Polyketide synthases (PKSs) are one of the most important classes of biosynthetic enzymes. Type I modular PKS (T1PKS) consists of a series of genes encoding multifunctional proteins, including a loading module and multiple extension modules. Each extension module is responsible for adding one acyl-monomer to the polyketide chain. The assembly order of polyketide substrates is not always coincident with gene cluster architecture in the bacterial genome. Therefore, finding the correct order of modules and substrates in the polyketide biosynthetic pathway is a crucial step in structure prediction. Previous research has demonstrated that the substrate assembly order is determined by cognate docking domain pairs (DDs) at the N-/C-terminus of PKS proteins. So far, relatively few studies have been reported on the functional and structural properties of DDs. Class I and Class II docking domains have been identified based on phylogenetic analysis, and their NMR or crystal structures solved. In 2009, Yadav et al. published a rule-based affinity prediction algorithm, based on a general assumption about the 6-deoxyerythronolide B synthase (DEBS) DD structure. This method is used by many well-known NP discovery tools including antiSMASH and NP.searcher, despite its several defects.

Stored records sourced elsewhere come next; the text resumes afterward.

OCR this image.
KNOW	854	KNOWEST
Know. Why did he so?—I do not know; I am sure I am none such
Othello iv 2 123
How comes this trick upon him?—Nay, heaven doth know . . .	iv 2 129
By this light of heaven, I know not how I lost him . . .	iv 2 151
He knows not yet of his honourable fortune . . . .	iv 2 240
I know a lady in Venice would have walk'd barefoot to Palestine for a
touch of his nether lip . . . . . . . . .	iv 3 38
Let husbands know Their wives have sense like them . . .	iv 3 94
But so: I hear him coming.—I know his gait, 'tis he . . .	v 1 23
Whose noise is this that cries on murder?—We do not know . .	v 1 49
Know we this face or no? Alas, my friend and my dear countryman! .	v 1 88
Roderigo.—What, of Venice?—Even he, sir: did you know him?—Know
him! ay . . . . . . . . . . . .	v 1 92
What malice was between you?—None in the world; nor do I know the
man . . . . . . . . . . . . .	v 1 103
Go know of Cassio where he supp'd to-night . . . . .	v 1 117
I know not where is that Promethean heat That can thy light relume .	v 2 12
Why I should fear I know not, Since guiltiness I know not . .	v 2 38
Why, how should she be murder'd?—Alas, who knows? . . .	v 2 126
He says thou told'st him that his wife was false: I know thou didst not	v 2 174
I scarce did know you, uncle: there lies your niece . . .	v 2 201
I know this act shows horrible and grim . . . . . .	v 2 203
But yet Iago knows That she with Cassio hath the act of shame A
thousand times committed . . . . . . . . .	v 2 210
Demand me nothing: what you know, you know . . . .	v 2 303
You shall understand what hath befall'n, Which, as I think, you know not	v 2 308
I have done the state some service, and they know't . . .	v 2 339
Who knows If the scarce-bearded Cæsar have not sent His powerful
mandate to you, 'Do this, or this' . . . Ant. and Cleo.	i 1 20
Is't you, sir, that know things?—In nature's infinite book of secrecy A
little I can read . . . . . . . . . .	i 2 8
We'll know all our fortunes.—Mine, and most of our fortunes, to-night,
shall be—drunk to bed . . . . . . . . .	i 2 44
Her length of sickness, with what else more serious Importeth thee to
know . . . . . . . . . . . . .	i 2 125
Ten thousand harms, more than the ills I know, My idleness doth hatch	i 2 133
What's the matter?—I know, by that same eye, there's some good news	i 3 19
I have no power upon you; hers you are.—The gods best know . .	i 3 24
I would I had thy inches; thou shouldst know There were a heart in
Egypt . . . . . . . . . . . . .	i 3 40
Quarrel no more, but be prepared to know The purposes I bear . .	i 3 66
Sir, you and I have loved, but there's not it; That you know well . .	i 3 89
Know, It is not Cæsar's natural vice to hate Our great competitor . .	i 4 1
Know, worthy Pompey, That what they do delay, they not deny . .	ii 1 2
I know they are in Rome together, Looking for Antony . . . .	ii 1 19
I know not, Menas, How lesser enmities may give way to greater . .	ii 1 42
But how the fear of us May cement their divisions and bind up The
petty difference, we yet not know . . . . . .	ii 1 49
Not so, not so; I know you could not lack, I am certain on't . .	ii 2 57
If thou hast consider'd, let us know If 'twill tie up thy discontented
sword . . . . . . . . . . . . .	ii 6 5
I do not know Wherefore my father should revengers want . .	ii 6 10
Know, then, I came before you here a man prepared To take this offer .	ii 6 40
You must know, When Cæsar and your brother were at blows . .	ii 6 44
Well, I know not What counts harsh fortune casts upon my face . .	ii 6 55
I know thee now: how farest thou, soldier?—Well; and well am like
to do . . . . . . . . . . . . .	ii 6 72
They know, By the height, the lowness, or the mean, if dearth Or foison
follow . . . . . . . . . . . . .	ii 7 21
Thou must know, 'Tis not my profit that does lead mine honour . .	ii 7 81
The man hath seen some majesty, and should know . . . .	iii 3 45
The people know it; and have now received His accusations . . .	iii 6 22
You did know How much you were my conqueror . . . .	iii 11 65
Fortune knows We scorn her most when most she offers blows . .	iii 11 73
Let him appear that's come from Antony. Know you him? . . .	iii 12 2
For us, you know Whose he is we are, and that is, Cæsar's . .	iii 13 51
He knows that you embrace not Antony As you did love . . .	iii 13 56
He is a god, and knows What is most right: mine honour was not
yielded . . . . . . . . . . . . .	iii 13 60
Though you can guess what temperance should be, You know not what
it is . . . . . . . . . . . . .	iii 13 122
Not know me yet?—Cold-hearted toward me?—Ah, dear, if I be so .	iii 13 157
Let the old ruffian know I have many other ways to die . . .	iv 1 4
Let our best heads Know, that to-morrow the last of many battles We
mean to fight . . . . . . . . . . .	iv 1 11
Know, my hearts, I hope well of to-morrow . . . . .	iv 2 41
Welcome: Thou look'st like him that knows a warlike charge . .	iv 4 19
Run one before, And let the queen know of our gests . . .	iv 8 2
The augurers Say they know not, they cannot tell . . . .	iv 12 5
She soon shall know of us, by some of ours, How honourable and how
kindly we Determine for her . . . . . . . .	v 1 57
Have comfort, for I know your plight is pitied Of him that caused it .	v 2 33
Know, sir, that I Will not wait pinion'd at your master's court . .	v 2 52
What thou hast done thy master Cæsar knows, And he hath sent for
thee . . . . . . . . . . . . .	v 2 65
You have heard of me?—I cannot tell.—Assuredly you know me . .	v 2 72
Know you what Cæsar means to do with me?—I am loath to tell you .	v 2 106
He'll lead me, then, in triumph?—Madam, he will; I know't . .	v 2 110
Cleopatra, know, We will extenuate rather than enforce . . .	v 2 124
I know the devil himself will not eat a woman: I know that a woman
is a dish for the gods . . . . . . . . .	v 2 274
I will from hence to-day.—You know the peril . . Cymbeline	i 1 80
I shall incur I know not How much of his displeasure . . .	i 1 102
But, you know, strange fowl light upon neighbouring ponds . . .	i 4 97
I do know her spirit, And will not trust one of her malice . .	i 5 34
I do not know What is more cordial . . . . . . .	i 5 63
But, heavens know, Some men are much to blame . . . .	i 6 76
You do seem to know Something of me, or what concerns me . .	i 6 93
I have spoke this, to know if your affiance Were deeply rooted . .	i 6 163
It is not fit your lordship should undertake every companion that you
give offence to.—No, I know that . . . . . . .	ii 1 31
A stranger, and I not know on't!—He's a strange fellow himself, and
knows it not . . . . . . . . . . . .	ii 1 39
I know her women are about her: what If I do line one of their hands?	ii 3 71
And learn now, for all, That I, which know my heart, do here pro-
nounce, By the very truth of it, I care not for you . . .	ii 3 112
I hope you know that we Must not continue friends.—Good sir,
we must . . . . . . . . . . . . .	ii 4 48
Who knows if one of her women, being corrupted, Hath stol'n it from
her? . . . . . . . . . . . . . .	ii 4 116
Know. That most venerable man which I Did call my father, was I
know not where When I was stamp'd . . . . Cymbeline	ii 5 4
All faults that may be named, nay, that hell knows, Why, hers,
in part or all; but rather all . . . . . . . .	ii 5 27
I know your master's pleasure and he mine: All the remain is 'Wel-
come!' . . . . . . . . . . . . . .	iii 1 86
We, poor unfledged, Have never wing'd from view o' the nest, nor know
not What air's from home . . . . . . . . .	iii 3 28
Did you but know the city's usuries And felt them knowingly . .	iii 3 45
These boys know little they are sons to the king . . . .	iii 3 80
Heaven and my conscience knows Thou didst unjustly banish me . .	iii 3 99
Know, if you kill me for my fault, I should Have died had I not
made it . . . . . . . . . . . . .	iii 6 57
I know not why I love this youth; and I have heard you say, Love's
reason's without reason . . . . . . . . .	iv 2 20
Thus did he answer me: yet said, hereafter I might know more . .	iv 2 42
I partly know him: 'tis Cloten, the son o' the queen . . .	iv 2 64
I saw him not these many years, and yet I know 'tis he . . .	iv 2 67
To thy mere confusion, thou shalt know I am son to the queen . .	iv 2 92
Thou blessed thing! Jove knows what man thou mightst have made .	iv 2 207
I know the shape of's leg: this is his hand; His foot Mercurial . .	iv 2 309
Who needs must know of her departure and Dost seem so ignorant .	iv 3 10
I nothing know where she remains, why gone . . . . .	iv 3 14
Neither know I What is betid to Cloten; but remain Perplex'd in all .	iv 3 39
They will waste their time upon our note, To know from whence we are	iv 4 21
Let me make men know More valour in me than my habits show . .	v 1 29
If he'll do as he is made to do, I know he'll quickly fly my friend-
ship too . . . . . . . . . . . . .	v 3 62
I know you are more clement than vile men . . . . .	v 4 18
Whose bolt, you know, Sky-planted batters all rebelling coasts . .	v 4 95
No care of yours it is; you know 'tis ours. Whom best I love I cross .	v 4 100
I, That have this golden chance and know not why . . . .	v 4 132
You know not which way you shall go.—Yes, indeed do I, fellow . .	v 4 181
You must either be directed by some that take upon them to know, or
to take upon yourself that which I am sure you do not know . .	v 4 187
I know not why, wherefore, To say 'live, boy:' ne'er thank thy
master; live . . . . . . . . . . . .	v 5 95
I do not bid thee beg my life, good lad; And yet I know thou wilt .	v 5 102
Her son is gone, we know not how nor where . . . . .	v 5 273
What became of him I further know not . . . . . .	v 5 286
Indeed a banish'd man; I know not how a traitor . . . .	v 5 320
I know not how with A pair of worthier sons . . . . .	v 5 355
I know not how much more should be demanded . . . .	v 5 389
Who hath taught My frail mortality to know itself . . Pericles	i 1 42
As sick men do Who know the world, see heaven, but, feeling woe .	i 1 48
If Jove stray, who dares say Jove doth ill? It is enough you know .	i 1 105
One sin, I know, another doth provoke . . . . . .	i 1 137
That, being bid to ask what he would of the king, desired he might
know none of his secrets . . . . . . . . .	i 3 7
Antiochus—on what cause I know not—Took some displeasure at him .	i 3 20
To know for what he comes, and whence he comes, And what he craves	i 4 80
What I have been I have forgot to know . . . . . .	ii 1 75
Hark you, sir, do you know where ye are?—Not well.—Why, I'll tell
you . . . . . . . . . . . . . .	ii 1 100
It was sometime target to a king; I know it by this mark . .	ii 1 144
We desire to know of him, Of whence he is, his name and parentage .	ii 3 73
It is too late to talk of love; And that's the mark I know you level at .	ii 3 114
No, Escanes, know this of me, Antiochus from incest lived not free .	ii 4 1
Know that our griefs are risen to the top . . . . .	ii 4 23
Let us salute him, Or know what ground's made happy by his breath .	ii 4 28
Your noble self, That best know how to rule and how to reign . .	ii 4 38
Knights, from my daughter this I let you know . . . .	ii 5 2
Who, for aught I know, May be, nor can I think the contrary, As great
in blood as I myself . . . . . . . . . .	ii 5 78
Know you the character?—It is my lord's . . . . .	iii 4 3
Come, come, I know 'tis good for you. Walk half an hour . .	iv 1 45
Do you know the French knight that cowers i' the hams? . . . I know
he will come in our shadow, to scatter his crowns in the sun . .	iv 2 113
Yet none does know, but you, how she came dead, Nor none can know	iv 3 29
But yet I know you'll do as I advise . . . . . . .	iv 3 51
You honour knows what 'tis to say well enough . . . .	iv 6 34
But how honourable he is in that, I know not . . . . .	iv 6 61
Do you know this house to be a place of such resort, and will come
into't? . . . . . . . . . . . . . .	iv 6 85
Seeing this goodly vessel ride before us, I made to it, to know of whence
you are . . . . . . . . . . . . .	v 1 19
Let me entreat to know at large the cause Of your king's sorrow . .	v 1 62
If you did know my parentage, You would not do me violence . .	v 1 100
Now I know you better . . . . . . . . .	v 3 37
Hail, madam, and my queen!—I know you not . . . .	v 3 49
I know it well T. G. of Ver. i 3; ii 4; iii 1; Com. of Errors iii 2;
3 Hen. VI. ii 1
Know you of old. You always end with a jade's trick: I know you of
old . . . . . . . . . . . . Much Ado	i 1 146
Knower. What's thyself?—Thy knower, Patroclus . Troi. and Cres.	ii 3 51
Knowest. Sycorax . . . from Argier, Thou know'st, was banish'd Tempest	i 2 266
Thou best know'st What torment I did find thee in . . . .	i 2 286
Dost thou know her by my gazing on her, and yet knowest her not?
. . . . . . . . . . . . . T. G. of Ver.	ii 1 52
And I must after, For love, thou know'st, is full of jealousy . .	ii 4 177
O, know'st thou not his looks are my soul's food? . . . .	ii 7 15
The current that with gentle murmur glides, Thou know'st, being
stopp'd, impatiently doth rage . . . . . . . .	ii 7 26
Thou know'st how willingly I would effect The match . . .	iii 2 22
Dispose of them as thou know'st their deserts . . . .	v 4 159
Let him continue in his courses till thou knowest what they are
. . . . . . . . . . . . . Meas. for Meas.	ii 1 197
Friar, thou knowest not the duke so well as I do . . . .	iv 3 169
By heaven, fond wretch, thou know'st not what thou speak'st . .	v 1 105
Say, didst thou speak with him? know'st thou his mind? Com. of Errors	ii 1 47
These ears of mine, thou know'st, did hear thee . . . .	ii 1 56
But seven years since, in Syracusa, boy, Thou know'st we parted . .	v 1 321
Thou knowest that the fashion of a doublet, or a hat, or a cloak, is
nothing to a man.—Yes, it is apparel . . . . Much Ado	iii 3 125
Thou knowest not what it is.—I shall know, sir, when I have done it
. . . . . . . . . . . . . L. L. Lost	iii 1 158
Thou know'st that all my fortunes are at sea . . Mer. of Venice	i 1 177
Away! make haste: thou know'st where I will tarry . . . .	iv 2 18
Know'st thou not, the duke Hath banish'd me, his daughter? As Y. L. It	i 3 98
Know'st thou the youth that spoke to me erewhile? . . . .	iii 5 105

In this study, we present DDAP which is a tool for predicting the biosynthetic pathways of the products of type I modular polyketide synthase (PKS) with the focus on providing a more accurate prediction of the ordering of proteins and substrates in the pathway. In this study, the module docking domain (DD) affinity prediction performance on a hold-out testing data set reached AUC = 0.88; the MRR of pathway prediction reached 0.67. DDAP has advantages compared to previous informatics tools in several aspects: (i) it does not rely on large databases, making it a high efficiency tool, (ii) the predicted DD affinity is represented by a probability (0 to 1), which is more intuitive than raw scores, (iii) its performance is competitive compared to the current popular rule-based algorithm. To the best of our knowledge, DDAP is so far the first machine learning based algorithm for type I PKS pathway prediction. We also established the first database of type I modular PKSs, featuring a comprehensive annotation of available docking domains information in bacterial biosynthetic pathways.